Didymus of Alexandria

Didymus of Alexandria (called the Blind) was born at Alexandria about A.D. 311, and unfortunately lost his sight in the fourth or fifth year of his age; yet he arrived at great proficiency, it is said, in philosophy, rhetoric, mathematics, music, and divinity (Socrates, Eccl. Hist. 4:25). He became master of the catechetical school of Alexandria, where his fame drew to him "numbers from distant parts to see him only;" and among his disciples were St. Jerome, Rufinus, Palladius, Evagrius, and Isidore. Anthony, the chief of the Recluses, visited him; and seeing him blind, said, "Let it nothing move you, O Didymus, that your bodily eyes are lost, for you are deprived only of the same; kind of eyes as serve the basest insects for vision; but rather rejoice that you possess those with which angels are seen, and God himself is discerned." He died at Alexandria A.D. 395. He opposed the Arian doctrine, but seems to have embraced certain of the views of Origen, which caused him to be condemned at the fifth General Council of Constantinople. He was a voluminous writer, but most of his works are lost; there is a list of them in Jerome, De Tir. Illust. and in Fabricins, Bibliotheca Graeca, 9:269 sq. (ed. Harles). Those that are preserved are

(1.) De spiritu Sancto (of the Holy Spirit), of which Jerome made a Latin version, which is preserved among his works. The Greek original is lost. It is given in Gallandii Bibliotheca Patrum, vol. vi; in Migne, Patrologia Graeca, 39; and in separate editions, Cologne, 1531, 8vo; and (better) Helmstadt, 1614, 8vo. The book teaches that the Holy Spirit is not a mere name or property, but a real existence "in union with the Father and the Son, and different from all created things;" that it is the cause of wisdom, knowledge, and sanctification; and (Lu 11:13) "that it is the fullness of the gifts of God; and all divine benefits subsist through it, since whatever gift God's grace bestows flows down from this fountain;" that it is unbounded, therefore no creature (Mr 13:11); that it is not of the nature of angels, for they are not essentially holy; that it is not a creature, for men's spirits are said to be filled with it, and no mind can be filled with a creature; nor is it a quality, for the working of an agent is attributed to it; that it exists with and as God, and is so called Ac 5:3-4; and that it, with the Father and the Son, forms one essential Godhead in a Trinity of persons, each capable of distinct action in the same time and place; and that the Holy Spirit is of the same nature with the Father and the Son, because they have the same operation, etc.

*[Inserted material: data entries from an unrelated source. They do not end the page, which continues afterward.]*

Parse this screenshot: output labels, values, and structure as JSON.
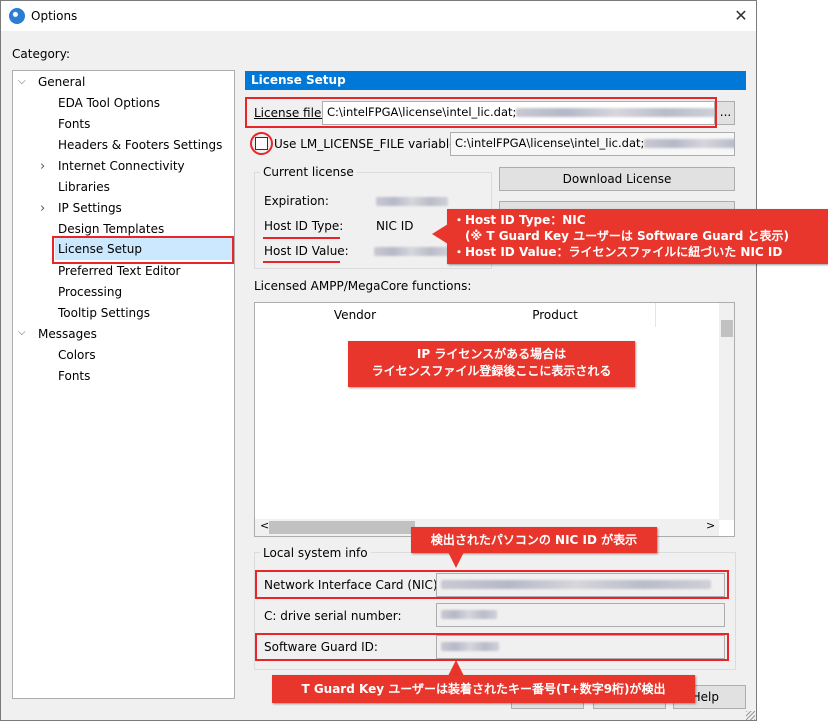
{
  "window": {
    "title": "Options",
    "close_glyph": "✕"
  },
  "category_label": "Category:",
  "tree": [
    {
      "label": "General",
      "arrow": "⌵",
      "expanded": true
    },
    {
      "label": "EDA Tool Options"
    },
    {
      "label": "Fonts"
    },
    {
      "label": "Headers & Footers Settings"
    },
    {
      "label": "Internet Connectivity",
      "arrow": "›"
    },
    {
      "label": "Libraries"
    },
    {
      "label": "IP Settings",
      "arrow": "›"
    },
    {
      "label": "Design Templates"
    },
    {
      "label": "License Setup",
      "selected": true
    },
    {
      "label": "Preferred Text Editor"
    },
    {
      "label": "Processing"
    },
    {
      "label": "Tooltip Settings"
    },
    {
      "label": "Messages",
      "arrow": "⌵",
      "expanded": true
    },
    {
      "label": "Colors"
    },
    {
      "label": "Fonts"
    }
  ],
  "panel": {
    "header": "License Setup",
    "license_file_label": "License file:",
    "license_file_value": "C:\\intelFPGA\\license\\intel_lic.dat;",
    "browse_label": "...",
    "use_lm_label": "Use LM_LICENSE_FILE variable:",
    "lm_value": "C:\\intelFPGA\\license\\intel_lic.dat;",
    "current_license": "Current license",
    "expiration_label": "Expiration:",
    "host_id_type_label": "Host ID Type:",
    "host_id_type_value": "NIC ID",
    "host_id_value_label": "Host ID Value:",
    "download_label": "Download License",
    "ampp_label": "Licensed AMPP/MegaCore functions:",
    "columns": [
      "Vendor",
      "Product"
    ],
    "local_info": "Local system info",
    "nic_label": "Network Interface Card (NIC) ID:",
    "cdrive_label": "C: drive serial number:",
    "guard_label": "Software Guard ID:",
    "help_label": "Help",
    "scroll_left": "<",
    "scroll_right": ">"
  },
  "callouts": {
    "host_id": [
      "・Host ID Type：NIC",
      "　(※ T Guard Key ユーザーは Software Guard と表示)",
      "・Host ID Value：ライセンスファイルに紐づいた NIC ID"
    ],
    "ip_license": [
      "IP ライセンスがある場合は",
      "ライセンスファイル登録後ここに表示される"
    ],
    "nic": "検出されたパソコンの NIC ID が表示",
    "guard": "T Guard Key ユーザーは装着されたキー番号(T+数字9桁)が検出"
  },
  "colors": {
    "accent": "#0078d7",
    "annotation": "#e8262a",
    "selection": "#cce8ff"
  }
}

(2.) Breves enarrationes in Epistolas Canonicas (Exposition of the Catholic Episties), given in Migne, Patr. Gr. vol. 39, and in other collections: —

(3.) Liber adversus ianichaeos, of which the original Greek is given in Canisii Lect. Antiq. 1:204 (compare Basnage's notes in his ed. of Canisius); also in Combefis, Auctarium Noviss. vol. ii, and in Migne, Patr. Gr. 39: —

(4.) De Trinitate, Libri tres (περὶ Τριάδος), which was long lost, but was found by Joh. Aloys. Mingarelli, and published by him at Bologna, 1769, fol. It is given (Greek and Latin) in Migne, vol. 39, where also are several fragments of the Commentaries of Didymus on various parts of Scripture.

See the notices in Migne, Patrol. Graec. 39:140 sq.; Fabricius, Bibliotheca Graeca, 9:269 sq.; Cave, Historia Literaria, anno 370; Ceillier, Auteurs Sacres, vol. 5, ch. 19 (Paris, 1865); Schrockh, Kirchengeschichte, 7:71 sq.; Guericke, De Schola Alexandrina; Schaff, History of the Christian Church, 3, § 167; Lardner, Works , 4:300; Dupin, Ecclesiastical Writers, 2:103; Clarke, Succession of Sacred Literature, 1:397; Lucke, Questiones D'dymiane (Gott. 1829); Alzog, — Patrologie, § 52 (Freiburg, 1866, 8vo).